With this information, Dr. Perry
realized that many of the accidents were not initiated by James. He didn’t jump
from the second floor; he was pushed. He didn’t try to swallow a bottle of
antidepressants; he was forced to swallow them. The doctors determined that
James was only sick because Merle was making him that way. Merle framed James
as “difficult” with “behavior problems” and any attempt by James to escape his
situation was seen as evidence those problem behaviors. It was through the
discovery that James’ parents were deliberately deceptive. It was from this
information that the doctors concluded that Merle had MBPS, a disease where a
person attempts to make another person sick in a ploy for attention and
support. Merle lived for the attention she received for having a “sick” child.
If Merle had been let to continue with her behavior, James would have probably
died.
From Dr. Perry and his teams’
recommendation, James and his siblings were removed from Merle’s home. A jury
later agreed that the children had been abused by their parents and their
rights were terminated. James’ continuous actions that had been viewed as
disruptive behavior were actually cries for help from other people. This case
taught Dr. Perry the importance of listening to the child he is working with
regardless of what other adults say about the situation.
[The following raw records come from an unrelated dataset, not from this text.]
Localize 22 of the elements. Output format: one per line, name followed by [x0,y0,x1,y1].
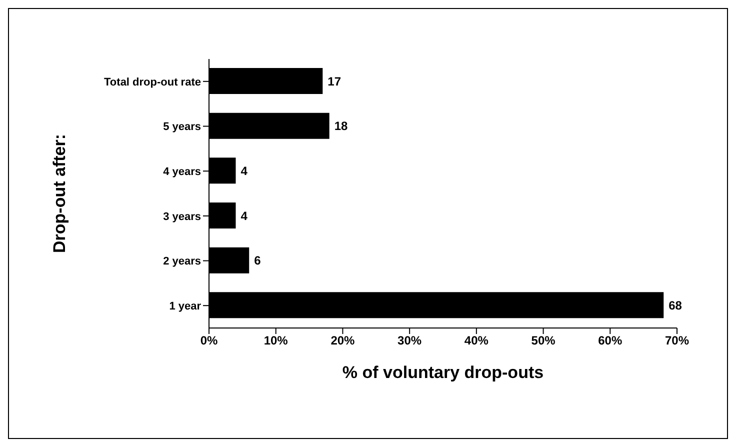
data-label: 18 [334,119,348,134]
y-tick-label: 3 years [163,210,201,223]
y-tick-label: Total drop-out rate [104,76,201,88]
y-axis-title: Drop-out after: [50,134,70,253]
x-tick-label: 10% [264,334,288,348]
x-tick-label: 60% [598,334,622,348]
x-axis-title: % of voluntary drop-outs [342,363,544,382]
x-tick-label: 50% [531,334,556,348]
data-label: 4 [240,164,248,178]
data-label: 6 [254,254,262,268]
data-label: 4 [240,208,248,223]
y-tick-label: 1 year [169,300,202,312]
y-tick-label: 4 years [163,166,201,178]
data-label: 17 [328,74,342,88]
x-tick-label: 70% [664,334,690,348]
y-tick-label: 5 years [163,121,201,134]
y-tick-label: 2 years [163,256,201,268]
x-tick-label: 20% [330,334,356,348]
x-tick-label: 0% [200,334,218,348]
x-tick-label: 30% [398,334,422,348]
x-tick-label: 40% [464,334,489,348]
data-label: 68 [668,298,682,312]
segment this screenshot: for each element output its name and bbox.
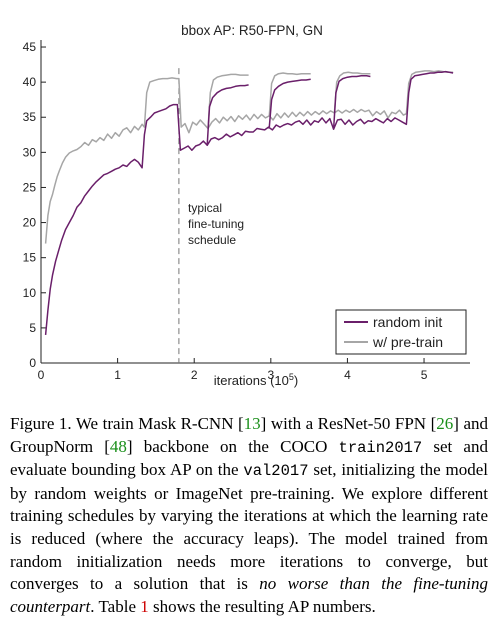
annotation-line-2: fine-tuning bbox=[188, 217, 244, 231]
x-axis-label-close: ) bbox=[294, 373, 298, 388]
figure-caption: Figure 1. We train Mask R-CNN [13] with … bbox=[10, 413, 488, 618]
caption-code-val2017: val2017 bbox=[243, 462, 309, 481]
caption-text-1: Figure 1. We train Mask R-CNN [ bbox=[10, 414, 244, 433]
x-ticks: 0 1 2 3 4 5 bbox=[38, 358, 428, 382]
caption-text-4: ] backbone on the COCO bbox=[126, 436, 339, 456]
y-tick-label: 35 bbox=[23, 110, 37, 124]
y-tick-label: 20 bbox=[23, 216, 37, 230]
caption-text-2: ] with a ResNet-50 FPN [ bbox=[260, 414, 437, 433]
x-axis-label-text: iterations (10 bbox=[214, 373, 289, 388]
y-tick-label: 10 bbox=[23, 286, 37, 300]
y-tick-label: 0 bbox=[29, 356, 36, 370]
legend-label-pre-train: w/ pre-train bbox=[372, 334, 443, 350]
schedule-annotation: typical fine-tuning schedule bbox=[178, 68, 244, 363]
y-tick-label: 40 bbox=[23, 75, 37, 89]
series-branch-random-init-2 bbox=[268, 78, 311, 128]
chart-title: bbox AP: R50-FPN, GN bbox=[181, 23, 323, 38]
series-branch-random-init-3 bbox=[332, 75, 371, 130]
x-axis-label: iterations (105) bbox=[214, 372, 299, 388]
citation-13-link[interactable]: 13 bbox=[243, 414, 261, 433]
x-axis-label-exponent: 5 bbox=[289, 372, 294, 382]
x-tick-label: 5 bbox=[421, 368, 428, 382]
series-branch-w-pre-train-1 bbox=[207, 73, 249, 129]
annotation-line-3: schedule bbox=[188, 233, 236, 247]
series-branch-w-pre-train-2 bbox=[268, 72, 311, 116]
x-tick-label: 3 bbox=[267, 368, 274, 382]
series-line-w-pre-train bbox=[44, 70, 454, 244]
legend: random init w/ pre-train bbox=[335, 309, 467, 355]
x-tick-label: 4 bbox=[344, 368, 351, 382]
bbox-ap-chart: bbox AP: R50-FPN, GN 051015202530354045 … bbox=[23, 23, 470, 388]
caption-text-3: ] and GroupNorm [ bbox=[10, 414, 488, 456]
citation-26-link[interactable]: 26 bbox=[436, 414, 454, 433]
annotation-line-1: typical bbox=[188, 201, 222, 215]
x-tick-label: 1 bbox=[114, 368, 121, 382]
caption-text-6: set, initializing the model by random we… bbox=[10, 460, 488, 594]
y-tick-label: 5 bbox=[29, 321, 36, 335]
citation-48-link[interactable]: 48 bbox=[109, 436, 127, 456]
y-tick-label: 45 bbox=[23, 40, 37, 54]
series-branch-random-init-1 bbox=[206, 84, 249, 146]
caption-code-train2017: train2017 bbox=[338, 438, 423, 457]
caption-text-8: shows the resulting AP numbers. bbox=[148, 596, 376, 616]
caption-emphasis: no worse than the fine-tuning counterpar… bbox=[10, 574, 488, 616]
legend-box bbox=[335, 309, 467, 355]
y-tick-label: 25 bbox=[23, 180, 37, 194]
series-random-init bbox=[44, 70, 454, 335]
y-tick-label: 15 bbox=[23, 251, 37, 265]
caption-text-5: set and evaluate bounding box AP on the bbox=[10, 436, 488, 480]
legend-label-random-init: random init bbox=[373, 314, 442, 330]
y-ticks: 0 5 10 15 20 25 30 35 40 45 bbox=[23, 40, 46, 370]
x-tick-label: 0 bbox=[38, 368, 45, 382]
table-1-link[interactable]: 1 bbox=[140, 596, 149, 616]
y-tick-label: 30 bbox=[23, 145, 37, 159]
series-branch-w-pre-train-3 bbox=[333, 71, 371, 114]
caption-text-7: . Table bbox=[90, 596, 141, 616]
series-line-random-init bbox=[44, 70, 454, 335]
series-layer bbox=[44, 70, 454, 335]
x-tick-label: 2 bbox=[191, 368, 198, 382]
series-w-pre-train bbox=[44, 70, 454, 244]
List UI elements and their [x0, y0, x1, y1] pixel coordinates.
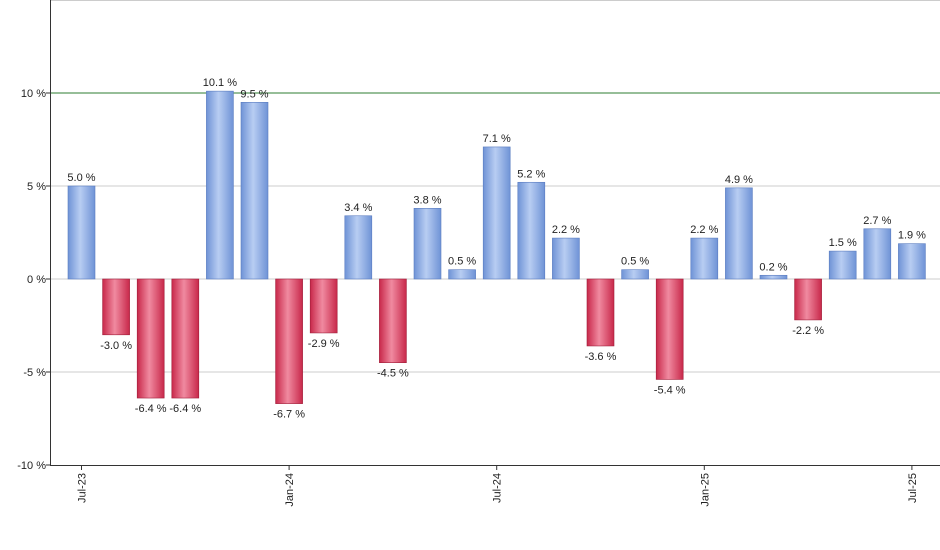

These two chapters reminded me
about our class discussions about disability. Though they do not seem
explicitly related. I have found that often people do not trust the word of a
child when they are abused. It almost seems as if many adults think that these
children somehow have less value than other adults. It seems easy for adults to
try to diagnose children with diseases, to stigmatize them, simply because they
may have different challenges in life or they have different opinions than
their parents. No one thinks it’s all right for a child to be abused but often
these children’s voices are not heard. Their age makes their opinion matter
less. This should not be the case. In Luke 18:15-17, Jesus states that the
kingdom of God belongs to the children and that one must approach the kingdom
of God like a child in order to be able to enter it. Jesus places so much value
in children that I think is missed in society today. These chapters remind me
that God’s ideas of value are often the opposite of what we believe them to be.